Unlike other proxies defined in a single line, WireGuard proxies use a standalone configuration section for details, linked by the section-name in the proxy definition.

[Proxy]
# Definition that references a standalone WireGuard configuration section
wireguard-home = wireguard, section-name = HomeServer

[WireGuard HomeServer]
# Specific interface and peer settings for the WireGuard tunnel
private-key = sDEZLACT3zgNCS0CyClgcBC2eYROqYrwLT4wdtAJj3s=
self-ip = 10.0.2.2
self-ip-v6 = fd00:abcd:1234::2
dns-server = 8.8.8.8
mtu = 1280
peer = (public-key = fWO8XS9/nwUQcqnkfBpKeqIqbzclQ6EKP20Pgvzwclg=, allowed-ips = "0.0.0.0/0, ::/0", endpoint = 192.168.20.6:51820)

Format

[Proxy]
{proxy name} = wireguard, section-name = {section name}

[WireGuard {section name}]
private-key = {private key}
self-ip = {self ip}
self-ip-v6 = {self ipv6}
dns-server = {dns server ip}
mtu = {mtu size}
peer = (public-key = {public key}, allowed-ips = "{allowed ip routes}", endpoint = {endpoint address}, keepalive = {keepalive seconds})

Parameters

Name	Value	Mandatory	Note
proxy name	-	true
section name	-	true	Supports domain and IP formats.
private key	base64 encoded format	true
self ip	IPv4 format	true
self ip v6	IPv6 format	false
dns server ip	IPv4 or IPv6 format	true	Used to resolve domain destinations through the tunnel on the remote server.

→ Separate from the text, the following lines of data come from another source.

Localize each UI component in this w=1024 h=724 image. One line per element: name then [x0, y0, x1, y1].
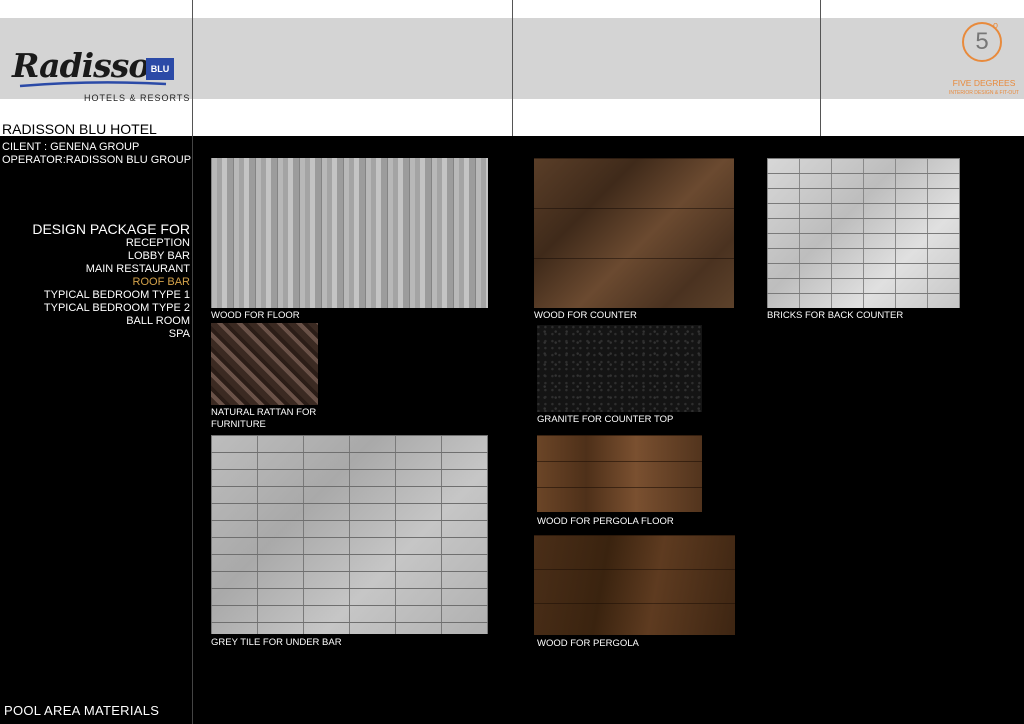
wood-counter-caption: WOOD FOR COUNTER — [534, 310, 637, 321]
client-line: CILENT : GENENA GROUP — [2, 141, 140, 153]
package-list: RECEPTION LOBBY BAR MAIN RESTAURANT ROOF BA… — [0, 237, 190, 341]
brand-tagline: HOTELS & RESORTS — [84, 93, 191, 103]
header-divider — [512, 0, 513, 136]
bricks-caption: BRICKS FOR BACK COUNTER — [767, 310, 904, 321]
package-item: LOBBY BAR — [127, 250, 190, 262]
wood-counter-swatch — [534, 158, 734, 308]
rattan-swatch — [211, 323, 318, 405]
pergola-caption: WOOD FOR PERGOLA — [537, 638, 639, 649]
pergola-floor-caption: WOOD FOR PERGOLA FLOOR — [537, 516, 674, 527]
logo-numeral: 5 — [975, 28, 989, 55]
bricks-swatch — [767, 158, 960, 308]
degree-symbol: o — [993, 20, 999, 30]
grey-tile-swatch — [211, 435, 488, 634]
partner-subtitle: INTERIOR DESIGN & FIT-OUT — [948, 90, 1019, 96]
swoosh-icon — [19, 81, 167, 88]
header-divider — [820, 0, 821, 136]
pergola-floor-swatch — [537, 435, 702, 512]
grey-tile-caption: GREY TILE FOR UNDER BAR — [211, 637, 342, 648]
wood-floor-caption: WOOD FOR FLOOR — [211, 310, 300, 321]
operator-line: OPERATOR:RADISSON BLU GROUP — [2, 154, 192, 166]
package-item: TYPICAL BEDROOM TYPE 1 — [43, 289, 190, 301]
granite-caption: GRANITE FOR COUNTER TOP — [537, 414, 674, 425]
footer-title: POOL AREA MATERIALS — [4, 703, 160, 718]
package-item: RECEPTION — [125, 237, 190, 249]
partner-name: FIVE DEGREES — [952, 78, 1016, 88]
header-divider — [192, 0, 193, 136]
wood-floor-swatch — [211, 158, 488, 308]
brand-badge: BLU — [146, 58, 174, 80]
left-panel-divider — [192, 136, 193, 724]
package-item: SPA — [168, 328, 190, 340]
pergola-swatch — [534, 535, 735, 635]
project-title: RADISSON BLU HOTEL — [2, 121, 157, 137]
rattan-caption-line1: NATURAL RATTAN FOR — [211, 407, 317, 418]
package-item: TYPICAL BEDROOM TYPE 2 — [43, 302, 190, 314]
rattan-caption-line2: FURNITURE — [211, 419, 266, 430]
five-degrees-logo: 5 o FIVE DEGREES INTERIOR DESIGN & FIT-O… — [948, 20, 1020, 98]
radisson-blu-logo: Radisson BLU HOTELS & RESORTS — [0, 18, 192, 103]
package-item: ROOF BAR — [132, 276, 190, 288]
package-title: DESIGN PACKAGE FOR — [32, 221, 190, 237]
package-item: MAIN RESTAURANT — [85, 263, 190, 275]
package-item: BALL ROOM — [126, 315, 190, 327]
granite-swatch — [537, 325, 702, 412]
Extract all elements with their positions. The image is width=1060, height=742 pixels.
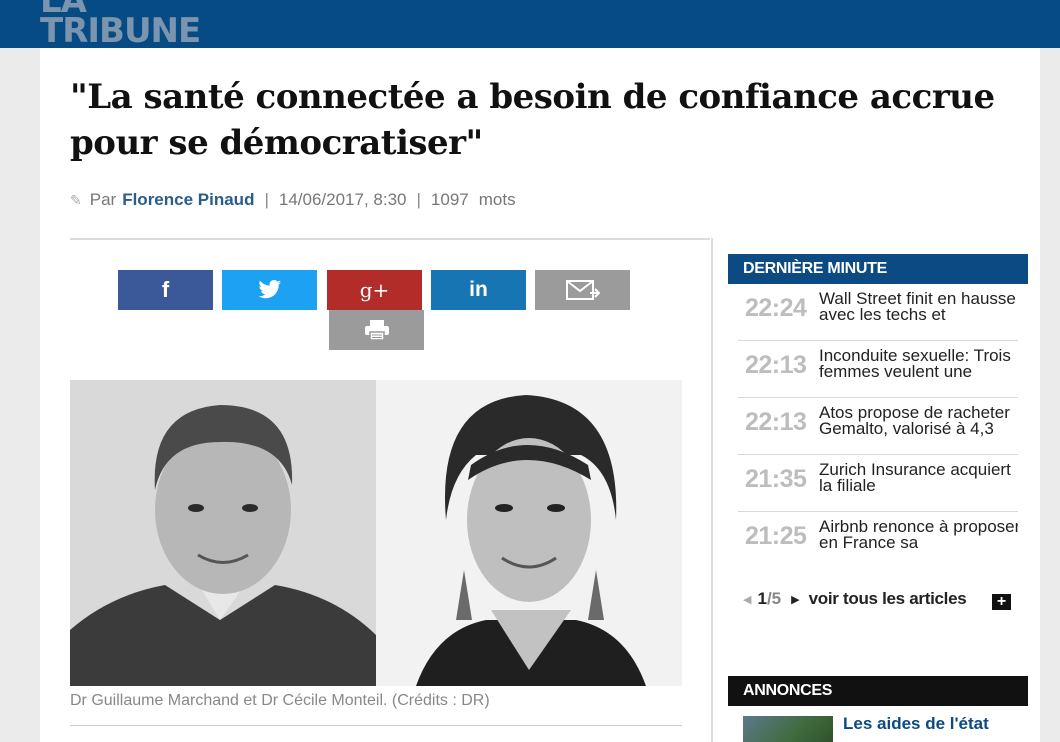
news-time: 22:24 (745, 294, 807, 322)
share-facebook-button[interactable]: f (118, 270, 213, 310)
google-plus-icon: g+ (359, 278, 390, 302)
column-divider (711, 238, 713, 742)
news-item[interactable]: 22:13 Atos propose de racheter Gemalto, … (738, 398, 1018, 455)
ad-thumbnail[interactable] (743, 716, 833, 742)
news-item[interactable]: 22:13 Inconduite sexuelle: Trois femmes … (738, 341, 1018, 398)
share-twitter-button[interactable] (222, 270, 317, 310)
news-time: 22:13 (745, 408, 807, 436)
ads-panel: ANNONCES Les aides de l'état (728, 676, 1028, 742)
email-icon (565, 280, 600, 300)
site-logo[interactable]: LA TRIBUNE (40, 0, 201, 48)
pager-current: 1 (757, 589, 767, 608)
caption-divider (70, 725, 682, 726)
ad-title-link[interactable]: Les aides de l'état (843, 714, 1018, 734)
author-link[interactable]: Florence Pinaud (122, 190, 254, 210)
share-google-plus-button[interactable]: g+ (327, 270, 422, 310)
news-item[interactable]: 21:25 Airbnb renonce à proposer en Franc… (738, 512, 1018, 569)
article-page: "La santé connectée a besoin de confianc… (40, 48, 1040, 742)
news-time: 21:25 (745, 522, 807, 550)
facebook-icon: f (161, 277, 170, 302)
news-item[interactable]: 22:24 Wall Street finit en hausse avec l… (738, 284, 1018, 341)
next-page-icon[interactable]: ▶ (791, 593, 799, 606)
news-headline[interactable]: Wall Street finit en hausse avec les tec… (819, 290, 1018, 323)
word-count: 1097 (430, 190, 469, 209)
pen-icon: ✎ (70, 191, 82, 208)
article-byline: ✎ Par Florence Pinaud | 14/06/2017, 8:30… (70, 190, 516, 210)
news-headline[interactable]: Zurich Insurance acquiert la filiale (819, 461, 1018, 494)
see-all-articles-link[interactable]: voir tous les articles (809, 589, 967, 609)
pager-total: /5 (766, 589, 782, 608)
article-date: 14/06/2017, 8:30 (278, 190, 407, 209)
share-email-button[interactable] (535, 270, 630, 310)
article-title: "La santé connectée a besoin de confianc… (70, 77, 995, 163)
site-header: LA TRIBUNE (0, 0, 1060, 48)
latest-news-heading: DERNIÈRE MINUTE (728, 254, 1028, 284)
news-headline[interactable]: Inconduite sexuelle: Trois femmes veulen… (819, 347, 1018, 380)
byline-prefix: Par (89, 190, 117, 209)
news-item[interactable]: 21:35 Zurich Insurance acquiert la filia… (738, 455, 1018, 512)
plus-icon[interactable]: + (992, 594, 1011, 610)
prev-page-icon[interactable]: ◀ (743, 593, 751, 606)
news-headline[interactable]: Airbnb renonce à proposer en France sa (819, 518, 1018, 551)
byline-separator: | (416, 190, 421, 209)
portrait-photo-right (376, 380, 682, 686)
print-icon (364, 320, 389, 341)
image-caption: Dr Guillaume Marchand et Dr Cécile Monte… (70, 692, 490, 709)
word-unit: mots (478, 190, 516, 209)
portrait-photo-left (70, 380, 376, 686)
twitter-icon (258, 280, 281, 299)
print-button[interactable] (329, 310, 424, 350)
byline-separator: | (264, 190, 269, 209)
news-pager: ◀ 1 /5 ▶ voir tous les articles (743, 589, 967, 609)
latest-news-panel: DERNIÈRE MINUTE 22:24 Wall Street finit … (728, 254, 1028, 620)
divider (70, 238, 710, 240)
news-time: 22:13 (745, 351, 807, 379)
news-headline[interactable]: Atos propose de racheter Gemalto, valori… (819, 404, 1018, 437)
linkedin-icon: in (469, 278, 488, 301)
ads-heading: ANNONCES (728, 676, 1028, 706)
news-time: 21:35 (745, 465, 807, 493)
share-linkedin-button[interactable]: in (431, 270, 526, 310)
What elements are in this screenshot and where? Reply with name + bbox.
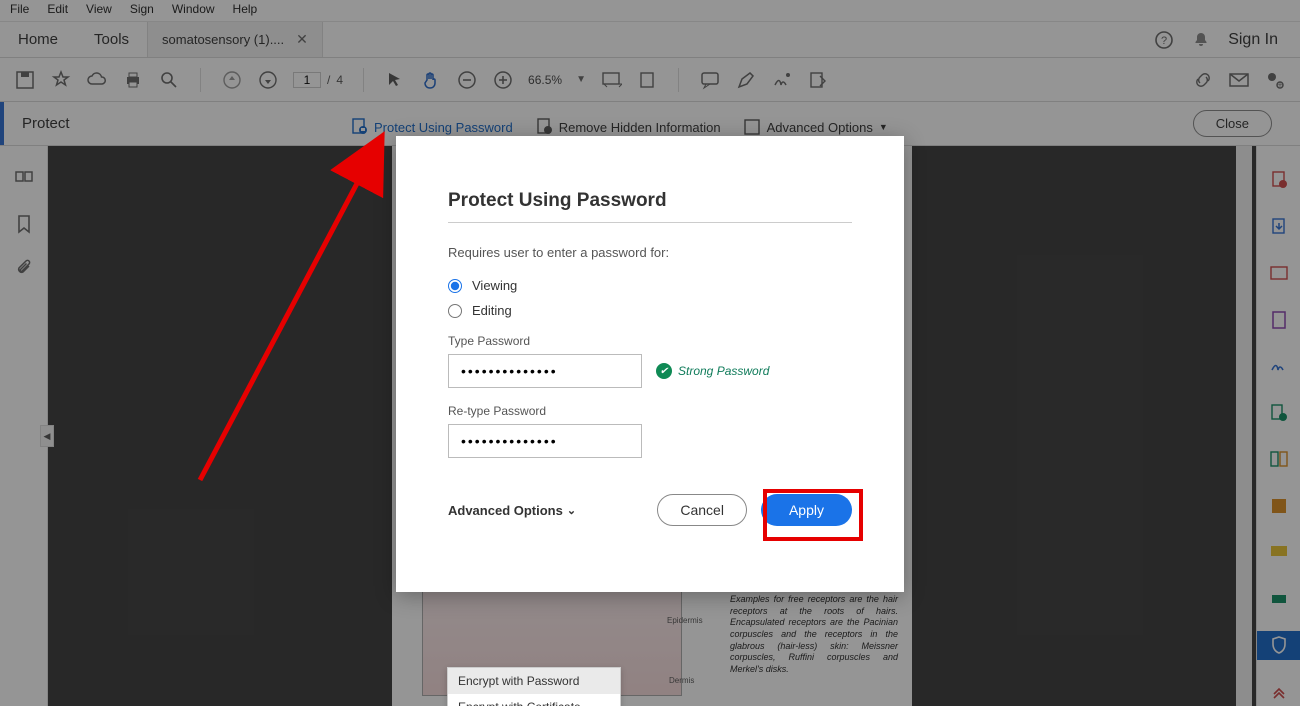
comment-icon[interactable] [699,69,721,91]
save-icon[interactable] [14,69,36,91]
cloud-icon[interactable] [86,69,108,91]
rtool-redact-icon[interactable] [1257,492,1300,521]
radio-editing[interactable]: Editing [448,303,852,318]
bell-icon[interactable] [1192,31,1210,49]
search-icon[interactable] [158,69,180,91]
tab-document[interactable]: somatosensory (1).... ✕ [147,22,323,57]
radio-viewing-input[interactable] [448,279,462,293]
radio-editing-input[interactable] [448,304,462,318]
page-down-icon[interactable] [257,69,279,91]
tab-document-label: somatosensory (1).... [162,32,284,47]
highlight-icon[interactable] [735,69,757,91]
svg-text:+: + [1277,80,1282,90]
tab-row: Home Tools somatosensory (1).... ✕ ? Sig… [0,22,1300,58]
password-input[interactable] [448,354,642,388]
close-protect-button[interactable]: Close [1193,110,1272,137]
protect-label: Protect [0,102,282,145]
collapse-left-icon[interactable]: ◀ [40,425,54,447]
dialog-title: Protect Using Password [448,190,852,223]
rtool-export-icon[interactable] [1257,213,1300,242]
tab-tools[interactable]: Tools [76,22,147,57]
menu-sign[interactable]: Sign [130,2,154,19]
help-icon[interactable]: ? [1154,30,1174,50]
radio-viewing-label: Viewing [472,278,517,293]
zoom-value[interactable]: 66.5% [528,73,562,87]
menu-window[interactable]: Window [172,2,215,19]
rtool-organize-icon[interactable] [1257,306,1300,335]
sign-icon[interactable] [771,69,793,91]
radio-viewing[interactable]: Viewing [448,278,852,293]
retype-password-input[interactable] [448,424,642,458]
apply-button[interactable]: Apply [761,494,852,526]
advanced-options-dropdown: Encrypt with Password Encrypt with Certi… [447,667,621,706]
advanced-options-toggle[interactable]: Advanced Options ⌄ [448,503,576,518]
type-password-label: Type Password [448,334,852,348]
tab-home[interactable]: Home [0,22,76,57]
page-sep: / [327,73,330,87]
scrollbar[interactable] [1236,146,1252,706]
attachment-icon[interactable] [15,258,33,278]
advanced-options-action[interactable]: Advanced Options▼ [743,117,888,137]
rtool-print-icon[interactable] [1257,585,1300,614]
print-icon[interactable] [122,69,144,91]
rtool-sign-icon[interactable] [1257,352,1300,381]
rtool-edit-icon[interactable] [1257,259,1300,288]
pointer-icon[interactable] [384,69,406,91]
hand-icon[interactable] [420,69,442,91]
rtool-more-icon[interactable] [1257,678,1300,706]
dialog-subtitle: Requires user to enter a password for: [448,245,852,260]
zoom-out-icon[interactable] [456,69,478,91]
page-total: 4 [336,73,343,87]
chevron-down-icon: ⌄ [567,504,576,517]
encrypt-with-password-item[interactable]: Encrypt with Password [448,668,620,694]
figure-label-dermis: Dermis [669,676,694,685]
link-icon[interactable] [1192,69,1214,91]
menu-file[interactable]: File [10,2,29,19]
page-up-icon[interactable] [221,69,243,91]
menu-edit[interactable]: Edit [47,2,68,19]
svg-text:?: ? [1161,35,1167,47]
menu-view[interactable]: View [86,2,112,19]
fit-page-icon[interactable] [636,69,658,91]
rtool-create-icon[interactable] [1257,166,1300,195]
document-text: Examples for free receptors are the hair… [730,594,898,676]
password-strength: ✔ Strong Password [656,363,769,379]
cancel-button[interactable]: Cancel [657,494,747,526]
encrypt-with-certificate-item[interactable]: Encrypt with Certificate [448,694,620,706]
mail-icon[interactable] [1228,69,1250,91]
radio-editing-label: Editing [472,303,512,318]
password-strength-label: Strong Password [678,364,769,378]
star-icon[interactable] [50,69,72,91]
menubar: File Edit View Sign Window Help [0,0,1300,22]
rtool-comment-icon[interactable] [1257,538,1300,567]
menu-help[interactable]: Help [233,2,258,19]
chevron-down-icon[interactable]: ▼ [576,74,586,85]
rtool-protect-icon[interactable] [1257,631,1300,660]
edit-icon[interactable] [807,69,829,91]
fit-width-icon[interactable] [600,69,622,91]
protect-using-password-action[interactable]: Protect Using Password [350,117,513,137]
retype-password-label: Re-type Password [448,404,852,418]
bookmark-icon[interactable] [16,214,32,234]
close-tab-icon[interactable]: ✕ [296,31,308,48]
check-icon: ✔ [656,363,672,379]
figure-label-epidermis: Epidermis [667,616,703,625]
thumbnails-icon[interactable] [14,170,34,190]
sign-in-link[interactable]: Sign In [1228,31,1278,49]
protect-actions: Protect Using Password Remove Hidden Inf… [350,117,888,137]
toolbar: / 4 66.5% ▼ + [0,58,1300,102]
rtool-combine-icon[interactable] [1257,399,1300,428]
page-current-input[interactable] [293,72,321,88]
remove-hidden-info-action[interactable]: Remove Hidden Information [535,117,721,137]
share-icon[interactable]: + [1264,69,1286,91]
rtool-compare-icon[interactable] [1257,445,1300,474]
zoom-in-icon[interactable] [492,69,514,91]
right-rail [1256,146,1300,706]
protect-password-dialog: Protect Using Password Requires user to … [396,136,904,592]
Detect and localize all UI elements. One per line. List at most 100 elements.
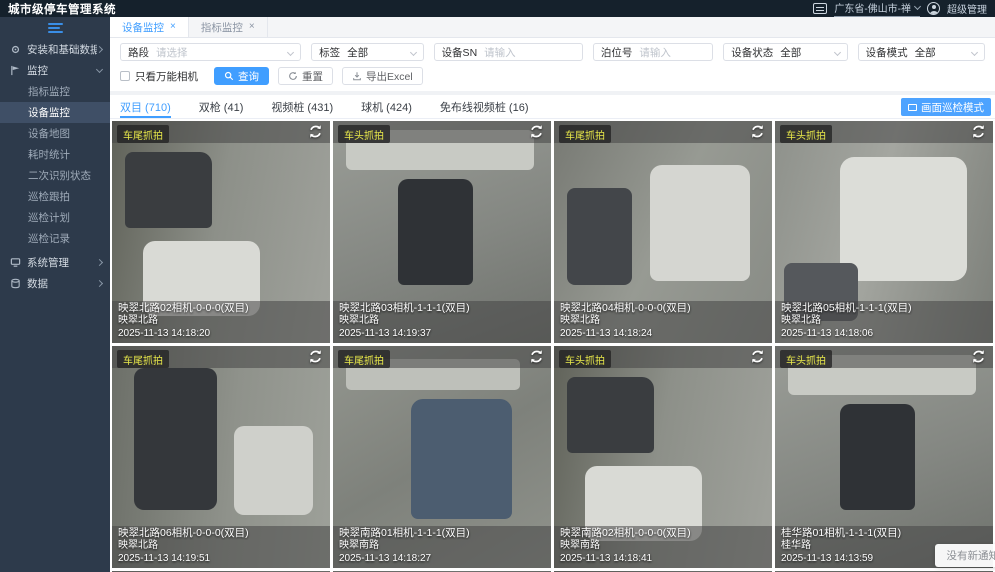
camera-name: 桂华路01相机-1-1-1(双目) — [781, 527, 987, 540]
database-icon — [10, 278, 21, 289]
tab-video-pile[interactable]: 视频桩 (431) — [271, 95, 333, 118]
camera-card[interactable]: 车头抓拍 映翠南路02相机-0-0-0(双目) 映翠南路 2025-11-13 … — [554, 346, 772, 568]
sidebar-item-time-stats[interactable]: 耗时统计 — [0, 144, 110, 165]
device-mode-select[interactable]: 设备模式 全部 — [858, 43, 985, 61]
sidebar-item-inspection-record[interactable]: 巡检记录 — [0, 228, 110, 249]
tag-select[interactable]: 标签 全部 — [311, 43, 423, 61]
sidebar-item-label: 系统管理 — [27, 255, 97, 270]
chevron-down-icon — [96, 66, 103, 73]
filter-row-1: 路段 请选择 标签 全部 设备SN 请输入 泊位号 请输入 设备状态 全部 — [120, 43, 985, 61]
tab-device-monitor[interactable]: 设备监控 × — [110, 17, 189, 37]
universal-camera-checkbox[interactable] — [120, 71, 130, 81]
filter-label: 泊位号 — [594, 45, 640, 60]
camera-name: 映翠北路05相机-1-1-1(双目) — [781, 302, 987, 315]
camera-card[interactable]: 车尾抓拍 映翠北路02相机-0-0-0(双目) 映翠北路 2025-11-13 … — [112, 121, 330, 343]
filter-label: 路段 — [121, 45, 156, 60]
memo-icon[interactable] — [813, 3, 827, 14]
tab-binocular[interactable]: 双目 (710) — [120, 95, 171, 118]
refresh-icon[interactable] — [750, 124, 765, 139]
capture-time: 2025-11-13 14:18:41 — [560, 552, 766, 565]
camera-card[interactable]: 车尾抓拍 映翠北路04相机-0-0-0(双目) 映翠北路 2025-11-13 … — [554, 121, 772, 343]
region-selector[interactable]: 广东省-佛山市-禅 — [834, 0, 920, 17]
device-sn-input[interactable]: 设备SN 请输入 — [434, 43, 583, 61]
camera-road: 映翠北路 — [560, 315, 766, 327]
export-excel-button[interactable]: 导出Excel — [342, 67, 423, 85]
chevron-down-icon — [835, 46, 840, 58]
device-content-panel: 双目 (710) 双枪 (41) 视频桩 (431) 球机 (424) 免布线视… — [110, 95, 995, 572]
capture-type-badge: 车尾抓拍 — [559, 125, 611, 143]
camera-card[interactable]: 车头抓拍 桂华路01相机-1-1-1(双目) 桂华路 2025-11-13 14… — [775, 346, 993, 568]
select-value: 全部 — [347, 45, 368, 60]
sidebar-item-monitor[interactable]: 监控 — [0, 60, 110, 81]
camera-card[interactable]: 车尾抓拍 映翠南路01相机-1-1-1(双目) 映翠南路 2025-11-13 … — [333, 346, 551, 568]
refresh-icon[interactable] — [308, 124, 323, 139]
camera-caption: 映翠北路02相机-0-0-0(双目) 映翠北路 2025-11-13 14:18… — [118, 302, 324, 340]
tab-dome-camera[interactable]: 球机 (424) — [361, 95, 412, 118]
device-status-select[interactable]: 设备状态 全部 — [723, 43, 847, 61]
chevron-right-icon — [96, 280, 103, 287]
close-icon[interactable]: × — [170, 22, 176, 32]
close-icon[interactable]: × — [249, 22, 255, 32]
tab-double-gun[interactable]: 双枪 (41) — [199, 95, 244, 118]
sidebar-item-label: 耗时统计 — [28, 147, 102, 162]
input-placeholder: 请输入 — [639, 45, 671, 60]
camera-caption: 映翠北路04相机-0-0-0(双目) 映翠北路 2025-11-13 14:18… — [560, 302, 766, 340]
refresh-icon[interactable] — [971, 124, 986, 139]
camera-name: 映翠北路06相机-0-0-0(双目) — [118, 527, 324, 540]
header-right: 广东省-佛山市-禅 超级管理 — [813, 0, 987, 17]
chevron-right-icon — [96, 46, 103, 53]
tab-wireless-video-pile[interactable]: 免布线视频桩 (16) — [440, 95, 529, 118]
sidebar-item-label: 数据 — [27, 276, 97, 291]
sidebar-item-device-monitor[interactable]: 设备监控 — [0, 102, 110, 123]
open-tabs-bar: 设备监控 × 指标监控 × — [110, 17, 995, 38]
sidebar: 安装和基础数据 监控 指标监控 设备监控 设备地图 耗时统计 二次识别状态 巡检… — [0, 17, 110, 572]
filter-label: 设备SN — [435, 45, 485, 60]
camera-card[interactable]: 车头抓拍 映翠北路05相机-1-1-1(双目) 映翠北路 2025-11-13 … — [775, 121, 993, 343]
sidebar-item-label: 指标监控 — [28, 84, 102, 99]
reset-button[interactable]: 重置 — [278, 67, 333, 85]
sidebar-item-device-map[interactable]: 设备地图 — [0, 123, 110, 144]
chevron-down-icon — [914, 2, 921, 9]
monitor-submenu: 指标监控 设备监控 设备地图 耗时统计 二次识别状态 巡检跟拍 巡检计划 巡检记… — [0, 81, 110, 249]
sidebar-item-metric-monitor[interactable]: 指标监控 — [0, 81, 110, 102]
camera-caption: 映翠北路06相机-0-0-0(双目) 映翠北路 2025-11-13 14:19… — [118, 527, 324, 565]
refresh-icon[interactable] — [529, 349, 544, 364]
screen-patrol-mode-button[interactable]: 画面巡检模式 — [901, 98, 991, 116]
refresh-icon[interactable] — [971, 349, 986, 364]
avatar[interactable] — [927, 2, 940, 15]
sidebar-collapse-button[interactable] — [0, 17, 110, 39]
input-placeholder: 请输入 — [484, 45, 516, 60]
sidebar-item-secondary-recognition[interactable]: 二次识别状态 — [0, 165, 110, 186]
hamburger-icon — [48, 23, 63, 33]
app-header: 城市级停车管理系统 广东省-佛山市-禅 超级管理 — [0, 0, 995, 17]
camera-name: 映翠北路03相机-1-1-1(双目) — [339, 302, 545, 315]
camera-name: 映翠北路02相机-0-0-0(双目) — [118, 302, 324, 315]
tab-label: 指标监控 — [201, 20, 243, 35]
camera-card[interactable]: 车头抓拍 映翠北路03相机-1-1-1(双目) 映翠北路 2025-11-13 … — [333, 121, 551, 343]
user-name: 超级管理 — [947, 1, 987, 16]
refresh-icon[interactable] — [529, 124, 544, 139]
notification-toast: 没有新通知 — [935, 544, 995, 567]
sidebar-item-label: 监控 — [27, 63, 97, 78]
road-section-select[interactable]: 路段 请选择 — [120, 43, 301, 61]
capture-time: 2025-11-13 14:18:24 — [560, 327, 766, 340]
sidebar-item-inspection-shot[interactable]: 巡检跟拍 — [0, 186, 110, 207]
capture-time: 2025-11-13 14:19:51 — [118, 552, 324, 565]
capture-type-badge: 车头抓拍 — [780, 125, 832, 143]
sidebar-item-system-mgmt[interactable]: 系统管理 — [0, 252, 110, 273]
install-data-icon — [10, 44, 21, 55]
berth-number-input[interactable]: 泊位号 请输入 — [593, 43, 713, 61]
sidebar-item-data[interactable]: 数据 — [0, 273, 110, 294]
sidebar-item-inspection-plan[interactable]: 巡检计划 — [0, 207, 110, 228]
refresh-icon[interactable] — [750, 349, 765, 364]
sidebar-item-install-data[interactable]: 安装和基础数据 — [0, 39, 110, 60]
monitor-flag-icon — [10, 65, 21, 76]
capture-time: 2025-11-13 14:18:06 — [781, 327, 987, 340]
camera-card[interactable]: 车尾抓拍 映翠北路06相机-0-0-0(双目) 映翠北路 2025-11-13 … — [112, 346, 330, 568]
tab-metric-monitor[interactable]: 指标监控 × — [189, 17, 268, 37]
camera-caption: 映翠北路05相机-1-1-1(双目) 映翠北路 2025-11-13 14:18… — [781, 302, 987, 340]
filter-label: 设备模式 — [859, 45, 915, 60]
refresh-icon[interactable] — [308, 349, 323, 364]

Supports multiple values separated by commas.
mtu size	integer greater than zero	true
public key	base64 encoded format	true
allowed ip routes	IPv4 or IPv6 route format	true	Use quotes when specifying multiple routes, e.g., "0.0.0.0/0, ::/0".
endpoint address	IP:PORT format	true	Supports IPv4 and IPv6 addresses.
keepalive seconds	integer greater than zero	false	0 means disable keepalive.